An independent panel of experts will screen all received proposals for suitability. Results of this screening will be communicated by October 13th, 2017. Authors passing this initial screening will be invited to an interactive peer-review meeting in Baltimore on November 10-12th, 2017. Proposals will be revised at this meeting to address any outstanding concerns or new ideas. Two or three research topics and the teams to tackle them will be selected at this meeting for the 2018 workshop.

We attempt to bring the best researchers to the workshop to collaboratively pursue research on the selected topics. Each topic brings together a diverse team of researchers and students. Authors of successful proposals typically lead these teams. Other senior participants come from academia, industry and government. Graduate student participants familiar with the field are selected in accordance with their demonstrated performance. Undergraduate participants, selected through a national search, are rising star seniors: new to the field and showing outstanding academic promise.

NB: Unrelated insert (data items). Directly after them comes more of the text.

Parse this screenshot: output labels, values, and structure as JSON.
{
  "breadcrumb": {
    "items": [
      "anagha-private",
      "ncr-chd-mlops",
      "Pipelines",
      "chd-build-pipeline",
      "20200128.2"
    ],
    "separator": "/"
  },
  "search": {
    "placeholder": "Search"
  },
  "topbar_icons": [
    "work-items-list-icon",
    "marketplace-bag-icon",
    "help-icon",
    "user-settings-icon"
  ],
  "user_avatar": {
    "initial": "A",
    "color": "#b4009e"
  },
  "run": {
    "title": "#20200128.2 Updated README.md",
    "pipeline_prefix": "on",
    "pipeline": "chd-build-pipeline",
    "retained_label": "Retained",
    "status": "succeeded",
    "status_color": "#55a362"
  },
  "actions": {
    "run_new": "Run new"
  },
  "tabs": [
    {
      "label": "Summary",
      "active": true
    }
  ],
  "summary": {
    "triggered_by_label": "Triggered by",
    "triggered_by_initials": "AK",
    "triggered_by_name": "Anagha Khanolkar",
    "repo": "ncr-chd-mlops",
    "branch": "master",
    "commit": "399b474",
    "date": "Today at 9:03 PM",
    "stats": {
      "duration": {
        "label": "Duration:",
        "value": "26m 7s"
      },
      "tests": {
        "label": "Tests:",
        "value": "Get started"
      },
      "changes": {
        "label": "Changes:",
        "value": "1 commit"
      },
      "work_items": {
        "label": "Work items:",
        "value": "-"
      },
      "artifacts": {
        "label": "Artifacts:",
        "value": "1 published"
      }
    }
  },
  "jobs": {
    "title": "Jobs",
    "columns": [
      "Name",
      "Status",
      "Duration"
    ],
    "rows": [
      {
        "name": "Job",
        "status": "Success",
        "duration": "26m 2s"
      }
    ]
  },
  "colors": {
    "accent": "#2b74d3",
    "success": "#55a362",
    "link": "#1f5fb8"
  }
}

If you are interested in participating in the 2018 Summer Workshop we ask that you submit a one-page research proposal for consideration, detailing the problem to be addressed. If a topic in your area of interest is chosen as one of the topics to be pursued next summer, we expect you to be available to participate in the six-week workshop. We are not asking for an ironclad commitment at this juncture, just a good faith commitment that if a project in your area of interest is chosen, you will actively pursue it. We in turn will make a good faith effort to accommodate any personal/logistical needs to make your six-week participation possible.

Proposals must be submitted to jsalt2018 [at] clsp.jhu.edu by 5PM EDT on Monday, 10/09/2017.